A chave para a técnica de Estocolmo são duas proteínas humanas que normalmente estão presentes nos nichos das células-tronco, os lugares fisiológicos que permitem a renovação dessas células imaturas no corpo. Chamam-se laminina LN-521 e e-cadherina, e ambas cumprem funções naturais cruciais para a organização no espaço das células humanas. Os cientistas demonstraram que a combinação dessas duas proteínas na matriz de cultivo resulta em uma alta taxa de propagação clonal da única célula originalmente extraída do embrião. Não é preciso utilizar células de outras espécies para sustentar essa proliferação, como era o caso com as metodologias anteriores. Esse é um aspecto muito importante para seu uso na prática clínica, pois esses outros materiais conduzem frequentemente a contaminações nefastas.

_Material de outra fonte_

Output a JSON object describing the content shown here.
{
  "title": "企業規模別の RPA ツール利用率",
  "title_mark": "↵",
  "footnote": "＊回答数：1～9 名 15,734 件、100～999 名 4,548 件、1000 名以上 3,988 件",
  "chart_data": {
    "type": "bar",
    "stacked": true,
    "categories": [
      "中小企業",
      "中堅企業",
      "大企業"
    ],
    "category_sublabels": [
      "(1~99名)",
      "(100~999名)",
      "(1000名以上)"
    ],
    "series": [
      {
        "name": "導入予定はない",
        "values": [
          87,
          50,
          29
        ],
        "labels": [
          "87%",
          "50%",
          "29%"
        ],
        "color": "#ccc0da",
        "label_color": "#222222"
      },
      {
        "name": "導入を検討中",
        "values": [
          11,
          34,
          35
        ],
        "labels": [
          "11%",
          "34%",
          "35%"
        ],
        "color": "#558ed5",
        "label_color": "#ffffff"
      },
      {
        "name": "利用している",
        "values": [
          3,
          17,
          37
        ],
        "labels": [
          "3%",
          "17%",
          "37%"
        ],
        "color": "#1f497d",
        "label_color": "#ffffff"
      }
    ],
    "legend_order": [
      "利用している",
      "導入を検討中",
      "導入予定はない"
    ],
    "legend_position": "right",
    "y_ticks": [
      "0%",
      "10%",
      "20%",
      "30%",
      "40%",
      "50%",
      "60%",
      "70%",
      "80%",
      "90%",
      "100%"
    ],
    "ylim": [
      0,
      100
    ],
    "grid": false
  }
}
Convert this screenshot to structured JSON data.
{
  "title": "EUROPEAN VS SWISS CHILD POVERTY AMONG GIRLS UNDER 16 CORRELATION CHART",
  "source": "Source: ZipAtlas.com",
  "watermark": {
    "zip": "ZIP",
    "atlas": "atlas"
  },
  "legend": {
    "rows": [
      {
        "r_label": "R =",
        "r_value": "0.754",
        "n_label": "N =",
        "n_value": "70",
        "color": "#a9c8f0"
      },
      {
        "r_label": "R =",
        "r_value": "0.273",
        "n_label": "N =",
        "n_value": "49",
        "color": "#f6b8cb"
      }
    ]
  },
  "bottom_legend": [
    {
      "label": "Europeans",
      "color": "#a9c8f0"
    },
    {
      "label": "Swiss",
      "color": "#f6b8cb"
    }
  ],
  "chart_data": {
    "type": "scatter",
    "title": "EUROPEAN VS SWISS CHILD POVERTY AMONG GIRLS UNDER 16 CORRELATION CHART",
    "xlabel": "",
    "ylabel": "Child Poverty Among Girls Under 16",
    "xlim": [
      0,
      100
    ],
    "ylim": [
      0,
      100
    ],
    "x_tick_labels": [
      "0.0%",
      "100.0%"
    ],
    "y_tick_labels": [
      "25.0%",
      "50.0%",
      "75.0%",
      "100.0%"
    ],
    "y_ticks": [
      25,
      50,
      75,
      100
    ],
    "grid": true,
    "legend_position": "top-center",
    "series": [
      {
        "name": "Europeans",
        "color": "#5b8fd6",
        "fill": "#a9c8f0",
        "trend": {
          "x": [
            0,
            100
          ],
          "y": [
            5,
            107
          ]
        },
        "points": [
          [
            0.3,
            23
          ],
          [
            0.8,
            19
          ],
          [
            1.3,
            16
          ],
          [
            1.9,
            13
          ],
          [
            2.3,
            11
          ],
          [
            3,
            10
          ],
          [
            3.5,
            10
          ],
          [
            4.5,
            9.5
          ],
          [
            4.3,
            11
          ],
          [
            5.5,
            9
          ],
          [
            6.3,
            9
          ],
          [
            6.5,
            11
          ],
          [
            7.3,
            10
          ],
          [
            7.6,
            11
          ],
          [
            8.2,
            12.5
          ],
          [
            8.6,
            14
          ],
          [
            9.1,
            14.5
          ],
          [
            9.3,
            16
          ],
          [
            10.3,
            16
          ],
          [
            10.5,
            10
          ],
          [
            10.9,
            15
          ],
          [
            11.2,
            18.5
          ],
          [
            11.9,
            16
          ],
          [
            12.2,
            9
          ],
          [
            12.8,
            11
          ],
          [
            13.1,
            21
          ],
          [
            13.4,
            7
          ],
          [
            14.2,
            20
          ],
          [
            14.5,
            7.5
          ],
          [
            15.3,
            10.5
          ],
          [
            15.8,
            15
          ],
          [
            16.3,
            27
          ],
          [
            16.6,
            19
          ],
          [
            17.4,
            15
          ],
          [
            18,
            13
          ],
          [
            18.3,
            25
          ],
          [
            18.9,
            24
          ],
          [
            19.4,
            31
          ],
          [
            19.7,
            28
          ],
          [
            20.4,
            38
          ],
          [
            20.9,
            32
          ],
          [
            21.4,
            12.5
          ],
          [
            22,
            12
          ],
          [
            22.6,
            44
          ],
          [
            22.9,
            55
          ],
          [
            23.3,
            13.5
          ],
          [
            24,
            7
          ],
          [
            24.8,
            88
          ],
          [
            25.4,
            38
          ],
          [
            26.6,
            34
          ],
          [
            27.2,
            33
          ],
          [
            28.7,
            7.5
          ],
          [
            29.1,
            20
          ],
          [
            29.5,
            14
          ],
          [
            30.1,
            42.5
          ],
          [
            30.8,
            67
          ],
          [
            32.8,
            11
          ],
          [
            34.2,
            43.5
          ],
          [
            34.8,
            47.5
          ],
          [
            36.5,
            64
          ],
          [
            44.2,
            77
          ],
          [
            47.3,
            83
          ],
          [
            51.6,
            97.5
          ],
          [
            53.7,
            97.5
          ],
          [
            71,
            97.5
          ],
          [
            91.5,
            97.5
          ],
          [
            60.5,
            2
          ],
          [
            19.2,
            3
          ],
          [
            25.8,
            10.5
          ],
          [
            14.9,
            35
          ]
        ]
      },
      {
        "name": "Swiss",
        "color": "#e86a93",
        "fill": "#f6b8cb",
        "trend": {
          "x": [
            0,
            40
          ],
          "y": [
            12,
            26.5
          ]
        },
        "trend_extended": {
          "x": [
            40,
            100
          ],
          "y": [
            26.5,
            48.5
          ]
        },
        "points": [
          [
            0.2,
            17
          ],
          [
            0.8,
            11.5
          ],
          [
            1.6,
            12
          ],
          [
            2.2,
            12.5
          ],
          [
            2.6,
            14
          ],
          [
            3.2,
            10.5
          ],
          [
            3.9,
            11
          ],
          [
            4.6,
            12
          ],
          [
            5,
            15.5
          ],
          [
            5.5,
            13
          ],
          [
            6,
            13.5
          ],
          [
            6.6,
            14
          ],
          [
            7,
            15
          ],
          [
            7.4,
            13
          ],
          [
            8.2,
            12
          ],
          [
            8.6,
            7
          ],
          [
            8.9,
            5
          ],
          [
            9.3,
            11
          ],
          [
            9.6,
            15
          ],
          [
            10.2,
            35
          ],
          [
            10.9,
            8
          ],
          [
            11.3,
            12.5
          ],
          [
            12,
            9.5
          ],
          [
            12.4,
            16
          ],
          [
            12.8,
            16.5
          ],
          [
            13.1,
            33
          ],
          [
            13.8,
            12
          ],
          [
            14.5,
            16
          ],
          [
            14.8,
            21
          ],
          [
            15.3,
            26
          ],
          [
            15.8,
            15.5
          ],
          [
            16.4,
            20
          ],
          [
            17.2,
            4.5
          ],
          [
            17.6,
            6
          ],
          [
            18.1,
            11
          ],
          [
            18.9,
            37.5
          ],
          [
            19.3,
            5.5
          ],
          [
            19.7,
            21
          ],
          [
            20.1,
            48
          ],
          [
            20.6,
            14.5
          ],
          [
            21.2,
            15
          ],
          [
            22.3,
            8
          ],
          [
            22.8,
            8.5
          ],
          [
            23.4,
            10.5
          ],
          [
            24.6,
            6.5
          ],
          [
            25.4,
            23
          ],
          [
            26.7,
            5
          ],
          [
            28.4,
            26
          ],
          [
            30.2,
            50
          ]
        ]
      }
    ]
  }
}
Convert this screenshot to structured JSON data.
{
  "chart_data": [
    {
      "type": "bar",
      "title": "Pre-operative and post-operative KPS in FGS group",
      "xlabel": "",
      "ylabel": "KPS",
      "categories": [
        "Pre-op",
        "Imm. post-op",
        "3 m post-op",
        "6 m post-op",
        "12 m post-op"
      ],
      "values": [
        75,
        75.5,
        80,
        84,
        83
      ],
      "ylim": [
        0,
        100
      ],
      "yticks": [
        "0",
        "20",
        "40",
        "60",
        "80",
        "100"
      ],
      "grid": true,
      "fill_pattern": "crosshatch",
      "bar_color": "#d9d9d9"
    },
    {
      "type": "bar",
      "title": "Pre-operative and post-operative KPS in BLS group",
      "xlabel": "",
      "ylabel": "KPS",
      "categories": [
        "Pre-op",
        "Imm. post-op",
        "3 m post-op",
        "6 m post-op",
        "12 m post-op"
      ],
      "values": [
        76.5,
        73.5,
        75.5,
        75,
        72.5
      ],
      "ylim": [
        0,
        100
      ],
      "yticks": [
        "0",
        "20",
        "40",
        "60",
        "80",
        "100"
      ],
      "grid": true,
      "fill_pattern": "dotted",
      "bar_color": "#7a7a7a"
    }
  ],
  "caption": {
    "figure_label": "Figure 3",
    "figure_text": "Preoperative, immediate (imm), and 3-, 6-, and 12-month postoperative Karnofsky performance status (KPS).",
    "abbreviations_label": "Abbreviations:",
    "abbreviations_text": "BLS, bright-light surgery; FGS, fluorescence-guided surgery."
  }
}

As linhagens estabelecidas de células-tronco podem, durante o cultivo, sofrer mutações e alterações de genoma – como mudanças no número de cromossomos – que as tornam indesejáveis para sua aplicação clínica. Outra vantagem dos métodos desenvolvidos em Estocolmo é que eles reduzem drasticamente essa instabilidade genética. O risco de mutações cancerosas é um dos principais problemas que será preciso resolver antes que as células-tronco alcancem aplicações em pacientes. Os cientistas esperam continuar melhorando as condições de cultivo até reduzir ao mínimo esses riscos. Serão trabalhos sem muito brilho conceitual, mas fundamentais para o futuro próximo da medicina regenerativa.

Avançando em paralelo

Se tem uma coisa que a ainda curta história das células-tronco e a incipiente medicina regenerativa demonstram é a conveniência de manter uma mente aberta e desenvolver em paralelo as várias estratégias promissoras que foram surgindo nos laboratórios de meio mundo. A maioria dos cientistas está muito consciente da necessidade desses avanços em paralelo. A invenção das células-tronco iPS, por exemplo, nunca representou um argumento para abandonar a pesquisa com material embrionário. De fato, inclusive os grupos de pesquisa associados ao prêmio Nobel Shinya Yamanaka – o descobridor das iPS –estiveram os últimos cinco anos trabalhando concomitantemente com essas células e com as derivadas de embriões. Cada novo trabalho não faz senão ressaltar o acerto dessa estratégia.

Ninguém dúvida que as células iPS, ou algum sistema similar que se desenvolva no futuro, serão um dia a metodologia ideal para a prática clínica. Poder reparar o coração, o cérebro ou o fígado de um paciente partindo de algumas quantas células da sua pele ou do seu cabelo seria o sonho de qualquer pesquisador do setor, e certamente também de qualquer paciente. Mas, enquanto esse futuro perfeito não chega, é provável que as primeiras aplicações que vejamos nos próximos anos estejam amparadas nas células-tronco embrionárias. E uma terapia eficaz também será muito útil para eliminar questionamentos éticos.